Better to avoid? A perspective that the President of the European Commission Ursula von der Leyen expressed with the phrase "do not book next summer's holidays" and that the President of the Istituto Superiore della Sanità Silvio Brusaferro resumed on April 17 "it is too early to think about holidays ”.

In this disastrous 2020, every country will try to keep citizens within their national borders and Italians will probably also make proximity trips. For this reason, tourist destinations where travelers are predominantly Italian will be less affected than regions, such as Tuscany, where arrivals from abroad have very high percentages and Americans are numerous among them (9% of total arrivals). Here a real collapse is taking shape. Let's not forget that foreign tourism is worth over 40 billion for Italy.

The situation in the countryside is more serious where tourism - underlines Donatella Cinelli Clombini - has developed in recent years in the form of agritourism and food and wine tourism. In these areas, for example, restaurants do not have, or have very few, local customers and, compared to their city colleagues, they cannot use delivery as an alternative. I would not rule out that many decide to stay closed throughout 2020.

In addition to the decrease in tourist flows, there is in fact another aspect to consider: the effects of any contagion where, for now, the coronavirus epidemic has been almost absent. Let's examine the most problematic tourist activities, those of farms - accommodation, catering and wine tourism - which are ancillary and often in promiscuity with properly agricultural work. Bringing visitors to the company increases the number of protective measures to be taken in the company as a whole, but above all it increases the probability of contracting covid.
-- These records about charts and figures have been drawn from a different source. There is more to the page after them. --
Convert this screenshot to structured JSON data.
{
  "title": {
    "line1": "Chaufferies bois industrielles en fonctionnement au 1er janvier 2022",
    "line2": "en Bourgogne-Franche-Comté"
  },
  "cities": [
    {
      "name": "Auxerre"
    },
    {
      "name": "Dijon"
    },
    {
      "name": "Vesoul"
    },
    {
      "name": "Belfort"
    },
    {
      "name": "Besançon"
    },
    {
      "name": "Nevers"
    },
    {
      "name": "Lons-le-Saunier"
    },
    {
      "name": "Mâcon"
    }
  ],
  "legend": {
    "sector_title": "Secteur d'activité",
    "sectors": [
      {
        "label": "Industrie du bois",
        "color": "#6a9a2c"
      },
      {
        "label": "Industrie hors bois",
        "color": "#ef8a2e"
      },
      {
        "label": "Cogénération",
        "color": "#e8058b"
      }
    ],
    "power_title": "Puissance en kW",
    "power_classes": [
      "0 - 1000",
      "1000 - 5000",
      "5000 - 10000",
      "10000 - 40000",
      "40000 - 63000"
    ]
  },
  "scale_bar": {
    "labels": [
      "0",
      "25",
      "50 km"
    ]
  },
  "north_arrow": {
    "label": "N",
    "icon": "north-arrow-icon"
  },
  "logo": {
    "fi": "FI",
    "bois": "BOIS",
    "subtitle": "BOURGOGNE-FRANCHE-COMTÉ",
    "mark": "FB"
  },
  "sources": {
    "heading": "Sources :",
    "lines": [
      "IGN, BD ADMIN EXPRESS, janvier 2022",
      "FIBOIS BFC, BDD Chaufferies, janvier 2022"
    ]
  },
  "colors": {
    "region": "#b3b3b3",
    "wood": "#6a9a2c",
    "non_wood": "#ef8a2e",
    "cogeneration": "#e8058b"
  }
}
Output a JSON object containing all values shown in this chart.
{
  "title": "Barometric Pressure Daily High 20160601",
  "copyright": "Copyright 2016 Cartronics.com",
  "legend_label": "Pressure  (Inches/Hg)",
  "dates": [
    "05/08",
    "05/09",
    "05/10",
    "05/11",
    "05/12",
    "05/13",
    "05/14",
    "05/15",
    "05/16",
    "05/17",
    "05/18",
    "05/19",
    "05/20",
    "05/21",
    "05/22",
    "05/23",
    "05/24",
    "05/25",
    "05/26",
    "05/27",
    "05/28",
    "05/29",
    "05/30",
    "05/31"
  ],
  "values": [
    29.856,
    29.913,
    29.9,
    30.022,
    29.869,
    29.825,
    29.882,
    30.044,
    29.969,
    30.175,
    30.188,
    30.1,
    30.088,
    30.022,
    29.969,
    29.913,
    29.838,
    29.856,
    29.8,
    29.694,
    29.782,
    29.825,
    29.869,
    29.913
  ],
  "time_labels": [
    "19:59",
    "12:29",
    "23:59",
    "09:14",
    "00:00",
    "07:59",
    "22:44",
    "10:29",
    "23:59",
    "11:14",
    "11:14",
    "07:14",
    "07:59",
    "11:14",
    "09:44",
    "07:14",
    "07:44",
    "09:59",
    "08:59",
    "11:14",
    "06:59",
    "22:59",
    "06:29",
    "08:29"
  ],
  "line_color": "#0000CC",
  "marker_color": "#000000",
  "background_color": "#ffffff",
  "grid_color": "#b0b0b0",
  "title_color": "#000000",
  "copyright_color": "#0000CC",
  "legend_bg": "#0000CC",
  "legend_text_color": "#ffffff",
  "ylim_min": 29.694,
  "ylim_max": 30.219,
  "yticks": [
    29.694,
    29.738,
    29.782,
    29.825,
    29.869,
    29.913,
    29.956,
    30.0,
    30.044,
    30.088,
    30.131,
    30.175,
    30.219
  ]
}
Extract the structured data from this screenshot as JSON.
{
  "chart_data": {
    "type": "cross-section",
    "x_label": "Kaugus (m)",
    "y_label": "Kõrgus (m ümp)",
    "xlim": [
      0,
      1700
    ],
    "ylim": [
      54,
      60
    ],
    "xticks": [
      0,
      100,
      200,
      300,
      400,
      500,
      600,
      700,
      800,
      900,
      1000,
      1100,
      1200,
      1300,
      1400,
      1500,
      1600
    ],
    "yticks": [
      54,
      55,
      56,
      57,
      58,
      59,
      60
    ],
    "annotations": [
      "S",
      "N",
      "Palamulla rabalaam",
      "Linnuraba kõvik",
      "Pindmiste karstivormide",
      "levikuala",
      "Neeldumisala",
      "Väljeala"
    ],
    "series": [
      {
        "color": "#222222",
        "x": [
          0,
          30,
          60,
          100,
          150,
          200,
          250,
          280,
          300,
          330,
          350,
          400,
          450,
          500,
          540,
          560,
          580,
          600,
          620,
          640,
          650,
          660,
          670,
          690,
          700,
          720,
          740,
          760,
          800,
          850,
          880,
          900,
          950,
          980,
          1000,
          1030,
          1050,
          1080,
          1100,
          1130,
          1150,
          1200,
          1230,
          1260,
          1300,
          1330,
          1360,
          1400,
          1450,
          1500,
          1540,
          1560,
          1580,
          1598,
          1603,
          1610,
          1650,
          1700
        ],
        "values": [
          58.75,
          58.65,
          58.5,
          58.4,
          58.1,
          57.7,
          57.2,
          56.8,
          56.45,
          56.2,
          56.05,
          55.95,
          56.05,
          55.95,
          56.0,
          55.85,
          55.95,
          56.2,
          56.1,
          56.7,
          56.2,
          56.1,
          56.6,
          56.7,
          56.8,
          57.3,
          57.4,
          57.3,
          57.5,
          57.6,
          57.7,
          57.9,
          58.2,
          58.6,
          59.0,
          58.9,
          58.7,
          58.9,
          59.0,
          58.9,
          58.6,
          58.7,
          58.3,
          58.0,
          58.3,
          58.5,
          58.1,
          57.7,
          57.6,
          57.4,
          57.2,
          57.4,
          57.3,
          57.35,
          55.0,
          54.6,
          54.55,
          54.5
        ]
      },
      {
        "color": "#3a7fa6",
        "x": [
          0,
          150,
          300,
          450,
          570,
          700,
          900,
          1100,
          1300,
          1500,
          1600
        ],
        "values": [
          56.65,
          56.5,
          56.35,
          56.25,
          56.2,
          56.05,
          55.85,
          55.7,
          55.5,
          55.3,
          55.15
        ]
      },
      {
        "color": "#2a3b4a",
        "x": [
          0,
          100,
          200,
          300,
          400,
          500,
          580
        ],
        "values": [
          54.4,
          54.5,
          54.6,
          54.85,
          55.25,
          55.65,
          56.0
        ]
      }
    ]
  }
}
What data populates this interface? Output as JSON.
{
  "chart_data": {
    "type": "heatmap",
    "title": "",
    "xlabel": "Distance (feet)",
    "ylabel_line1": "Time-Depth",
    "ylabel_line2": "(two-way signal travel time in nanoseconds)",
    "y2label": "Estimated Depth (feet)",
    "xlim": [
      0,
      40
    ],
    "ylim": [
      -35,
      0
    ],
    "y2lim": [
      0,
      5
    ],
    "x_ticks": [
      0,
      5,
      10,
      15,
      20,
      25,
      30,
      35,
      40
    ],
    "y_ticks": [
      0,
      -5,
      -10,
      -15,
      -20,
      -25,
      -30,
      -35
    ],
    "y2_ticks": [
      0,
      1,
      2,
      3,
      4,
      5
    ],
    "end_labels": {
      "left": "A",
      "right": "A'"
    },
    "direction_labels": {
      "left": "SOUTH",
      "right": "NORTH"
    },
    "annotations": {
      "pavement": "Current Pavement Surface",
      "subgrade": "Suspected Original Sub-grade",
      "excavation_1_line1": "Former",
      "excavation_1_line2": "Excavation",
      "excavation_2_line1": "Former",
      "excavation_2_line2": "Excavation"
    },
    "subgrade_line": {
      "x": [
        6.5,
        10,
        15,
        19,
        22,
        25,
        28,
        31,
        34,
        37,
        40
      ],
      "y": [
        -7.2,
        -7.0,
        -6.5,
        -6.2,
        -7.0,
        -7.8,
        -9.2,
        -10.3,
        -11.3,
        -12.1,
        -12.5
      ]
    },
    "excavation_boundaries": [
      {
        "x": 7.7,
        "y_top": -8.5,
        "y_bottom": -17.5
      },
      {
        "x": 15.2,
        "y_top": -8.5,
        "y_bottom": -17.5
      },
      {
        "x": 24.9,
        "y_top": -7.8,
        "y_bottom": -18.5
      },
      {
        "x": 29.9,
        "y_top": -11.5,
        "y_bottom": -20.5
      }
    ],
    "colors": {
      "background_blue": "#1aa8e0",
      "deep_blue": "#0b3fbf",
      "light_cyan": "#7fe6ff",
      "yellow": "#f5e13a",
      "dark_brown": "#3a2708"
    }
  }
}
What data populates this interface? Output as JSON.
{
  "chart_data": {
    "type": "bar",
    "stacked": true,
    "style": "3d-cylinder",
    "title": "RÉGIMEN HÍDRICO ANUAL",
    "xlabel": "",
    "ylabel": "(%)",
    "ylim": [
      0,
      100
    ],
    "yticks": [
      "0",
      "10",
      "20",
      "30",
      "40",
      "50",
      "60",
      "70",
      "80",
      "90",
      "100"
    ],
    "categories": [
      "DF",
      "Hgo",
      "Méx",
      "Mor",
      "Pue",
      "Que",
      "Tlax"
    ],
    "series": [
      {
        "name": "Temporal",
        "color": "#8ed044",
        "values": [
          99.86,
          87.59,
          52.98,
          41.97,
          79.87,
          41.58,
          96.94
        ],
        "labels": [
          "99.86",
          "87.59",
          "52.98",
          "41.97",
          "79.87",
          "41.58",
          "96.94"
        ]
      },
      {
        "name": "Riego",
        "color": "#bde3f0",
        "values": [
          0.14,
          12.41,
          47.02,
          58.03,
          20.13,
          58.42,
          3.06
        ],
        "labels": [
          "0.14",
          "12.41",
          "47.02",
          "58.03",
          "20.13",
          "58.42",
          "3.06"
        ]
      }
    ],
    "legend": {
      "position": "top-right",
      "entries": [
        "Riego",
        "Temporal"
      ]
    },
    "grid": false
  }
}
In such an eventuality, the quarantine obligation could concern both those who work in hospitality and the staff of cellars, offices, vineyards and other typically rural activities, with the total blockage of all production.

For food and wine tourism destinations that have grown by double digits in recent years, driving the recovery of tourism in Italy, the near future appears very worrying. The classic Chianti, the Langhe, the Valpolicella …. they have built an authentic economic system on the attraction of wine with hotels and farmhouses, restaurants, wine bars, cellars open to the public for visits, tastings and direct sales.

To restrict the examination of the tourism problems created by the coronavirus to wineries alone, it is conceivable that the 25.000 Italian wineries open to the public, and among them the 5-8.000 well organized for hospitality, employ around 30.000 seasonal employees in charge of the wine tourism, as well as permanent staff and members of the producing families. All people who could be out of work.

If we look at the economic repercussions of the lack of direct sales in the cellars, we have equally discouraging data: 2-2,5 billion euros which constitute an important liquidity for Italian companies but above all a source of income with significantly higher margins than normal commercial channels.

As Roberta Garibaldi clearly pointed out in her Reports on food and wine tourism in Italy and the Cities of Wine with the Observatory directed by Professor Giuseppe Festa, wine tourism includes an articulated series of consumptions that only partially concern wineries. It is to be presumed that for the 5 Euro spent in the purchase of bottles, the visitor pays another XNUMX in the wine areas to eat, sleep, shop for traditional specialties or participate in events, courses, tastings and other entertainment opportunities.

According to data from the Bank of Italy (2019) foreign tourists in Italy spend 12 billion a year on food and wine consumed with meals or purchased as a sweet tooth. An authentic driving force for restaurants and shops in all tourist cities. An engine that is off today and will also slow down those who supplied these places of consumption and sale, i.e. the wineries and producers of excellent food specialities. Let's not forget that until last year half of the 58 million foreign tourists in Italy had bought at least one bottle of wine.